= Tonini & Bramblet =

American architectural firm

Tonini & Bramblet was an Oklahoma City-based architectural firm which designed a number of courthouses in Oklahoma.

It was a partnership of Otto Hofman Tonini (1873-1971), who was born in Kentucky of German and Swiss immigrant parents, and of Robert (Lorn) Bramblet. Partners in 1931 no longer included Bramblet but did include T. Wyman Thompson. The firm's office was in the Terminal Building in Oklahoma City.

The firm was later named Hair, Tonini & Bramblet.

A number of the firm's works are listed on the U.S. National Register of Historic Places.

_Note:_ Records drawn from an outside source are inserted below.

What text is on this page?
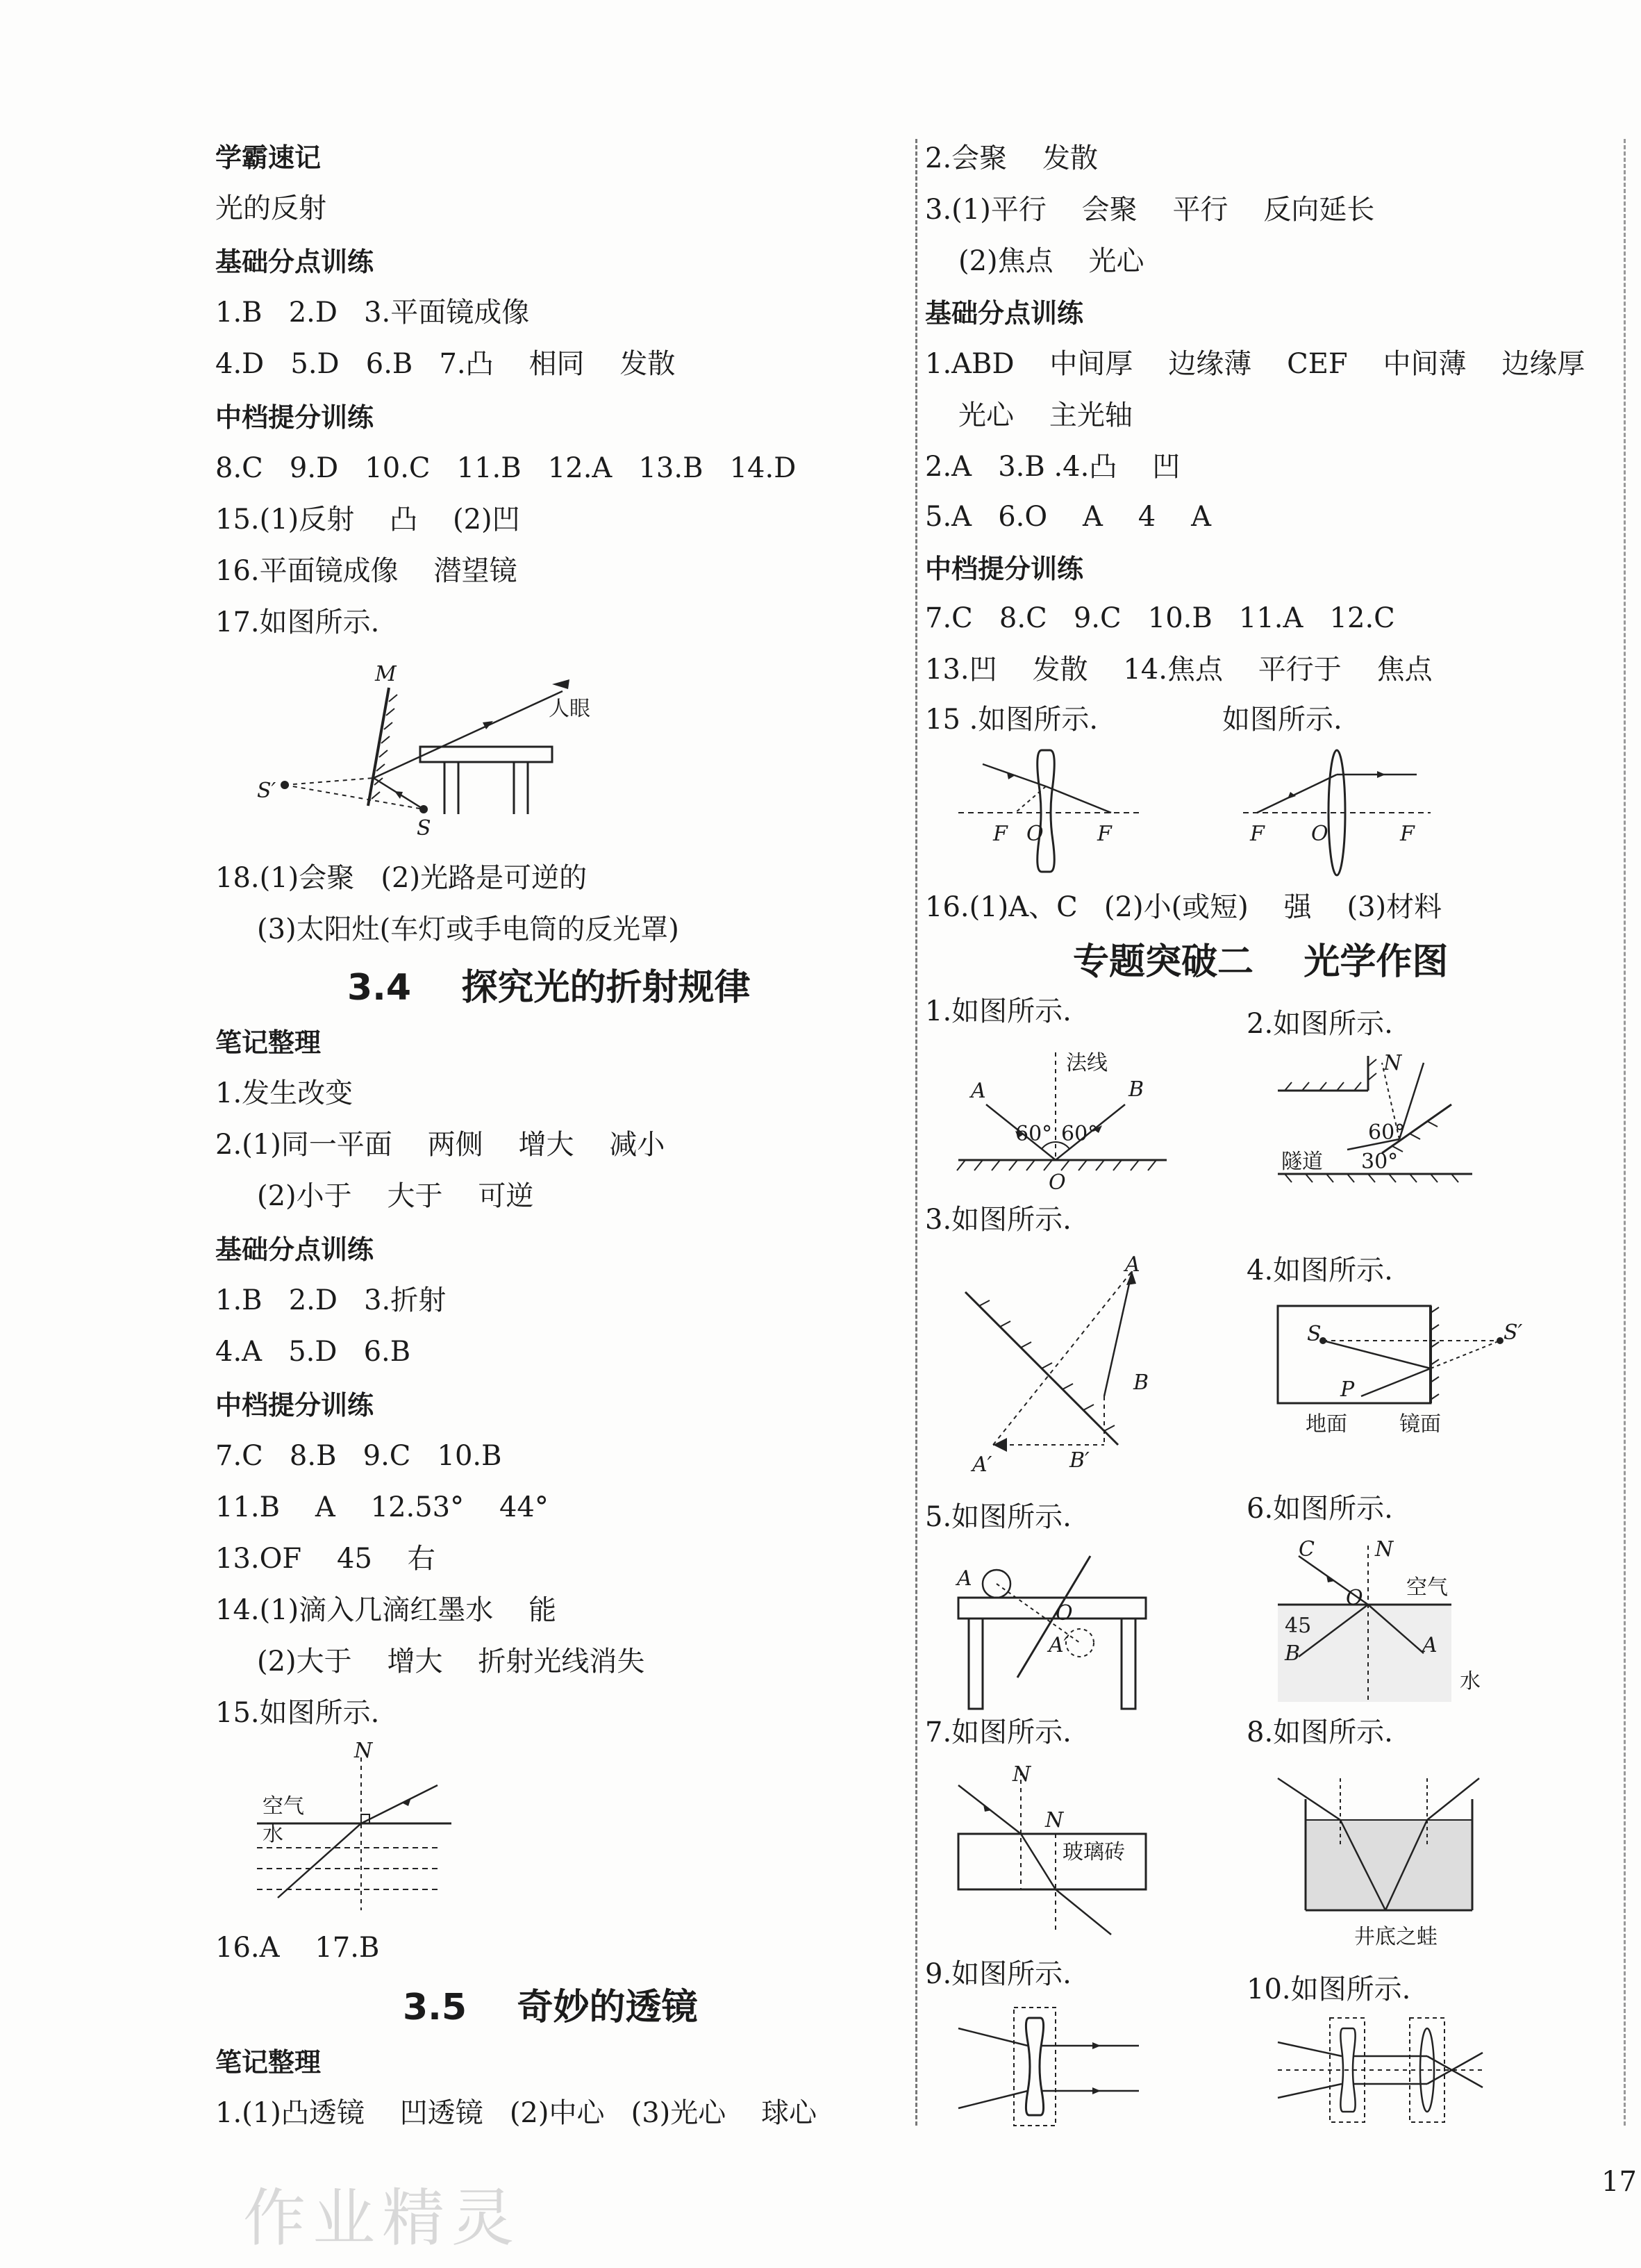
学霸速记
光的反射
基础分点训练
1.B   2.D   3.平面镜成像
4.D   5.D   6.B   7.凸    相同    发散
中档提分训练
8.C   9.D   10.C   11.B   12.A   13.B   14.D
15.(1)反射    凸    (2)凹
16.平面镜成像    潜望镜
17.如图所示.
M
S′
S
人眼
18.(1)会聚   (2)光路是可逆的
(3)太阳灶(车灯或手电筒的反光罩)
3.4    探究光的折射规律
笔记整理
1.发生改变
2.(1)同一平面    两侧    增大    减小
(2)小于    大于    可逆
基础分点训练
1.B   2.D   3.折射
4.A   5.D   6.B
中档提分训练
7.C   8.B   9.C   10.B
11.B    A    12.53°    44°
13.OF    45    右
14.(1)滴入几滴红墨水    能
(2)大于    增大    折射光线消失
15.如图所示.
N
空气
水
16.A    17.B
3.5    奇妙的透镜
笔记整理
1.(1)凸透镜    凹透镜   (2)中心   (3)光心    球心
2.会聚    发散
3.(1)平行    会聚    平行    反向延长
(2)焦点    光心
基础分点训练
1.ABD    中间厚    边缘薄    CEF    中间薄    边缘厚
光心    主光轴
2.A   3.B .4.凸    凹
5.A   6.O    A    4    A
中档提分训练
7.C   8.C   9.C   10.B   11.A   12.C
13.凹    发散    14.焦点    平行于    焦点
15 .如图所示.	如图所示.
F O	F	F O	F
16.(1)A、C   (2)小(或短)    强    (3)材料
专题突破二    光学作图
1.如图所示.	2.如图所示.
法线
A	B
60° 60°
O
N
60°
30°
隧道
3.如图所示.
4.如图所示.
A
B
A′	B′
S	S′
P
地面	镜面
5.如图所示.	6.如图所示.
A
O
A′
N
空气
水
C
O
45
B	A
7.如图所示.	8.如图所示.
N
N
玻璃砖
井底之蛙
9.如图所示.	10.如图所示.
17
作业精灵
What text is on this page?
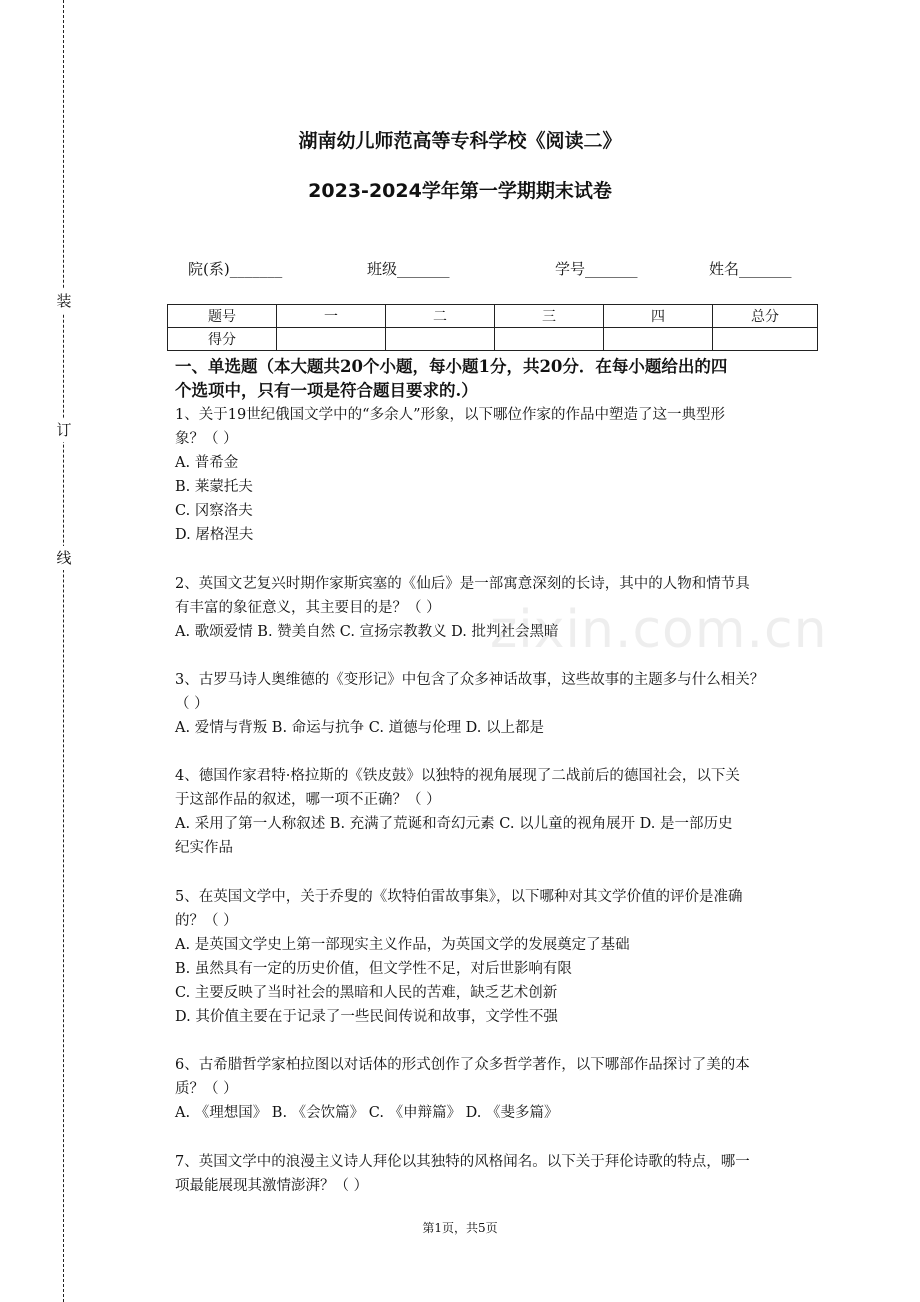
装
订
线
湖南幼儿师范高等专科学校《阅读二》
2023-2024学年第一学期期末试卷
院(系)_______	班级_______	学号_______	姓名_______
题号	一	二	三	四	总分
得分					
一、单选题（本大题共20个小题，每小题1分，共20分．在每小题给出的四
个选项中，只有一项是符合题目要求的.）
zixin.com.cn

1、关于19世纪俄国文学中的“多余人”形象，以下哪位作家的作品中塑造了这一典型形

象？（ ）

A. 普希金

B. 莱蒙托夫

C. 冈察洛夫

D. 屠格涅夫

2、英国文艺复兴时期作家斯宾塞的《仙后》是一部寓意深刻的长诗，其中的人物和情节具

有丰富的象征意义，其主要目的是？（ ）

A. 歌颂爱情 B. 赞美自然 C. 宣扬宗教教义 D. 批判社会黑暗

3、古罗马诗人奥维德的《变形记》中包含了众多神话故事，这些故事的主题多与什么相关？

（ ）

A. 爱情与背叛 B. 命运与抗争 C. 道德与伦理 D. 以上都是

4、德国作家君特·格拉斯的《铁皮鼓》以独特的视角展现了二战前后的德国社会，以下关

于这部作品的叙述，哪一项不正确？（ ）

A. 采用了第一人称叙述 B. 充满了荒诞和奇幻元素 C. 以儿童的视角展开 D. 是一部历史

纪实作品

5、在英国文学中，关于乔叟的《坎特伯雷故事集》，以下哪种对其文学价值的评价是准确

的？（ ）

A. 是英国文学史上第一部现实主义作品，为英国文学的发展奠定了基础

B. 虽然具有一定的历史价值，但文学性不足，对后世影响有限

C. 主要反映了当时社会的黑暗和人民的苦难，缺乏艺术创新

D. 其价值主要在于记录了一些民间传说和故事，文学性不强

6、古希腊哲学家柏拉图以对话体的形式创作了众多哲学著作，以下哪部作品探讨了美的本

质？（ ）

A. 《理想国》 B. 《会饮篇》 C. 《申辩篇》 D. 《斐多篇》

7、英国文学中的浪漫主义诗人拜伦以其独特的风格闻名。以下关于拜伦诗歌的特点，哪一

项最能展现其激情澎湃？（ ）

第1页，共5页
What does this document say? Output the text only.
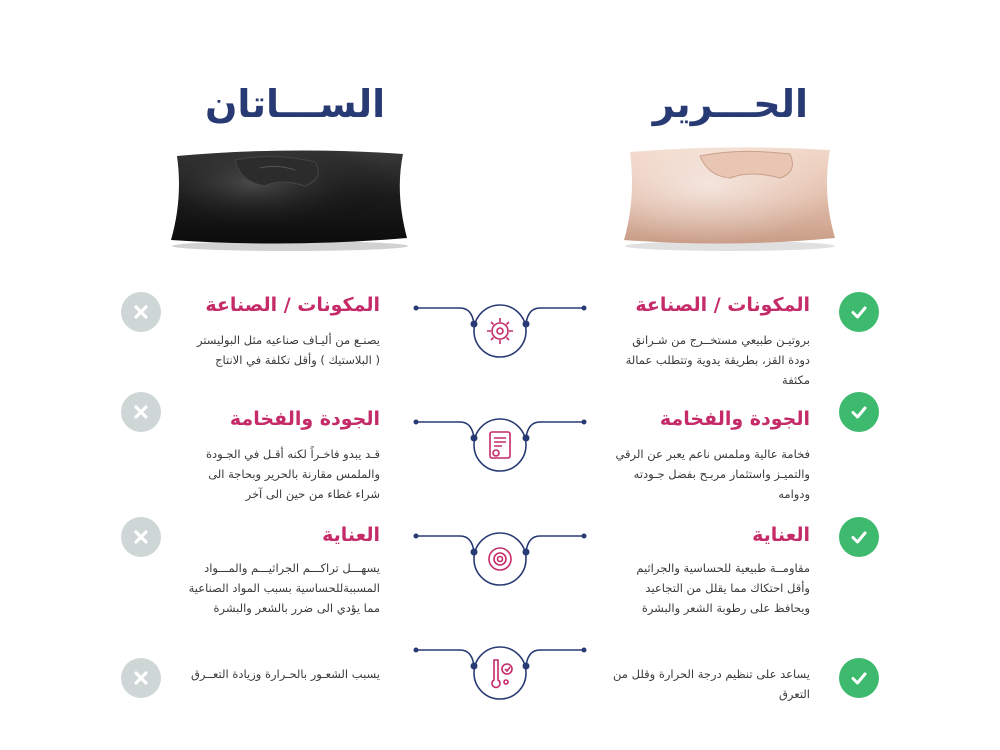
الحـــرير
الســـاتان
المكونات / الصناعة
بروتيـن طبيعي مستخــرج من شـرانق
دودة القز، بطريقة يدوية وتتطلب عمالة
مكثفة
المكونات / الصناعة
يصنـع من أليـاف صناعيه مثل البوليستر
( البلاستيك ) وأقل تكلفة في الانتاج
الجودة والفخامة
فخامة عالية وملمس ناعم يعبر عن الرقي
والتميـز واستثمار مربـح بفضل جـودته
ودوامه
الجودة والفخامة
قـد يبدو فاخـراً لكنه أقـل في الجـودة
والملمس مقارنة بالحرير وبحاجة الى
شراء غطاء من حين الى آخر
العناية
مقاومــة طبيعية للحساسية والجراثيم
وأقل احتكاك مما يقلل من التجاعيد
ويحافظ على رطوبة الشعر والبشرة
العناية
يسهـــل تراكـــم الجراثيـــم والمـــواد
المسببةللحساسية بسبب المواد الصناعية
مما يؤدي الى ضرر بالشعر والبشرة
يساعد على تنظيم درجة الحرارة وقلل من
التعرق
يسبب الشعـور بالحـرارة وزيادة التعــرق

Works include (with attribution):
- Oklahoma
- Alfalfa County Courthouse (1921), Grand Ave. Cherokee, Oklahoma (Tonini & Bramblet), NRHP-listed
- Cotton County Courthouse, 301 N. Broadway Walters, Oklahoma (Tonini & Bramblet), NRHP-listed
- Major County Courthouse, Courthouse Sq. Fairview, Oklahoma (Tonini & Bramblet), NRHP-listed
- Okmulgee County Courthouse, 300 W. 7th St. Okmulgee, Oklahoma (Hair, Tonini & Bramblet), NRHP-listed
- Payne County Courthouse, 606 S. Husband St. Stillwater, Oklahoma (Hair, Tonini & Bramblet), NRHP-listed
- Tillman County Courthouse, Gladstone and Main Sts. Frederick, Oklahoma (Tonini & Bramblet), NRHP-listed
- Kansas
- Crawford County Courthouse, 111 E. Forest, Courthouse Square Girard, KS (Tonini and Bramlet), NRHP-listed, only Kansas building known to be designed by the firm.

The firm sued Mayes County, Oklahoma for breach of contract regarding a courthouse design for Mayes County, which was not built. The Supreme Court of Oklahoma ruled on the case in 1931.